Als recreant kan je op de racefiets beter geen hoge trapfrequentie aanhouden. Minder goed getrainde fietsers verbruiken hun energie inefficiënt bij een hoge cadans, stellen onderzoekers van de Universiteit van Oxford. “100 toeren per minuut trappen, werkt misschien voor een Tourwinnaar. Voor de meeste andere wielrenners is het niet aan te raden”, aldus onderzoeksleider Federico Formenti.

De wetenschapper testte tien recreanten tussen de 19 en 48 jaar oud. Zij reden diverse tijdritten met een verschillende trapfrequentie.
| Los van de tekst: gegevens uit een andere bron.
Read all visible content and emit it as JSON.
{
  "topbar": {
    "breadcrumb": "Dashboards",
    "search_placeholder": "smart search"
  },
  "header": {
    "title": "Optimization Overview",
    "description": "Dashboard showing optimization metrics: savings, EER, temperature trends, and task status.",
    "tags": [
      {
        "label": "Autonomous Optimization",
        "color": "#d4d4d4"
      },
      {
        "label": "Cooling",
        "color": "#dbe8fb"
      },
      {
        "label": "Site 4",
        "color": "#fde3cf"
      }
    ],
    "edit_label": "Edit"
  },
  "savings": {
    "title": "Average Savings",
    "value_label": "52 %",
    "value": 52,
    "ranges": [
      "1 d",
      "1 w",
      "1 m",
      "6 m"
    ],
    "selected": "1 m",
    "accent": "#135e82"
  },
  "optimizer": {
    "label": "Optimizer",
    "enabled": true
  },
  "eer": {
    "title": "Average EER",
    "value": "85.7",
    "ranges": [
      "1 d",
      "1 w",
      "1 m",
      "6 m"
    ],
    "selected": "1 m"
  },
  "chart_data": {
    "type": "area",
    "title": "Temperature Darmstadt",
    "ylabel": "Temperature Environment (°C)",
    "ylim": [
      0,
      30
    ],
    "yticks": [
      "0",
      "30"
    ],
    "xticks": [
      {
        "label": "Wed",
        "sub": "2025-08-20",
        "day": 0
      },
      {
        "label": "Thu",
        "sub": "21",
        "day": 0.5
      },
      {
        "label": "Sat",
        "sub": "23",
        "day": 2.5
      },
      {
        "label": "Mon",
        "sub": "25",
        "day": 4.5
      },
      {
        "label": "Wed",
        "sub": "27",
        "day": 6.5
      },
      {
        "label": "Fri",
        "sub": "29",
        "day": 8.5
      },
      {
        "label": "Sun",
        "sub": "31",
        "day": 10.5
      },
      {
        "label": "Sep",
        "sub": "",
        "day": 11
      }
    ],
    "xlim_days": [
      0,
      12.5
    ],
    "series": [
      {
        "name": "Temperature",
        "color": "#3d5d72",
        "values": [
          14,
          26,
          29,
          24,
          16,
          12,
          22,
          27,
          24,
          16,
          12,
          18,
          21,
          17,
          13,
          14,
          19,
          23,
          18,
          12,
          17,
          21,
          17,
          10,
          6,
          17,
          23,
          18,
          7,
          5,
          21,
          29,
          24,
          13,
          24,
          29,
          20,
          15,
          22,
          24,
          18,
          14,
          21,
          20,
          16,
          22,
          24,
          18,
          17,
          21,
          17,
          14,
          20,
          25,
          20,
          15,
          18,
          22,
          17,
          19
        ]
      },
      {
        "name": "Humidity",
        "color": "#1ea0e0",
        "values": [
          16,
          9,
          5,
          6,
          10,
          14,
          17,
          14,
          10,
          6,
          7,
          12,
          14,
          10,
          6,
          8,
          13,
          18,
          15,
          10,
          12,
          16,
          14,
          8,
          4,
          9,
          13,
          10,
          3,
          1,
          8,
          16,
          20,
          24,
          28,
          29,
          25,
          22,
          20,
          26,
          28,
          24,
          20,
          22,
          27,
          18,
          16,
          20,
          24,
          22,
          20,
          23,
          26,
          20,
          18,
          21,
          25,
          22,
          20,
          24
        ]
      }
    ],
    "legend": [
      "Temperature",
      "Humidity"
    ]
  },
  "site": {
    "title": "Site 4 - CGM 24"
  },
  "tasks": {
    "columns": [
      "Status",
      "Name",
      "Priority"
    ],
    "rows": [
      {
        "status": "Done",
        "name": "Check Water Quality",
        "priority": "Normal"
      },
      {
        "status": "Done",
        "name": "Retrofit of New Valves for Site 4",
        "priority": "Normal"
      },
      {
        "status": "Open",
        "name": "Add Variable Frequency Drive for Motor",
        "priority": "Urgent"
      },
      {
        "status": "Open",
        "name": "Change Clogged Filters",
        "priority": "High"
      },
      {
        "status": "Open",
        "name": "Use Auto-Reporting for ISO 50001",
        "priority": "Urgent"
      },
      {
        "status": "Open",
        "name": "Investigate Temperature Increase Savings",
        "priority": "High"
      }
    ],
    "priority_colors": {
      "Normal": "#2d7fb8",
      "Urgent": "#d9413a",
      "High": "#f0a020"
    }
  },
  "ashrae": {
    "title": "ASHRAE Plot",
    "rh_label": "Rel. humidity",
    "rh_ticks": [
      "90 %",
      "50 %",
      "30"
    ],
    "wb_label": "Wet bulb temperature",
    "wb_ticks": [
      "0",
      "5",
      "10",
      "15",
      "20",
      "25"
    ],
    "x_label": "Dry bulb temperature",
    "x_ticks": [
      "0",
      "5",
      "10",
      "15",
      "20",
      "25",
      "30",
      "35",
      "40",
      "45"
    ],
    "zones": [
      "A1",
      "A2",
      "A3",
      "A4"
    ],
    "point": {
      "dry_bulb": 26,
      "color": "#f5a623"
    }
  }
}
Hierbij werd onder meer het vermogen, de zuurstofconsumptie en de hartslag bijgehouden.

Bij een trapfrequentie van 100 omwentelingen per minuut ging 60 procent van de energie naar het rondkrijgen
van de pedalen. “Slechts 40 procent van de energie gaat dan naar het voortbewegen van de fiets”, aldus Formenti.

Het is volgens hem lastig te zeggen wat de ideale trapfrequentie voor recreanten is. Daarvoor is het belangrijk om onder meer je VO2max en je gewicht te weten. De ideale cadans ligt waarschijnlijk in elk geval een stuk lager dan de 110 omwentelingen van Chris Froome.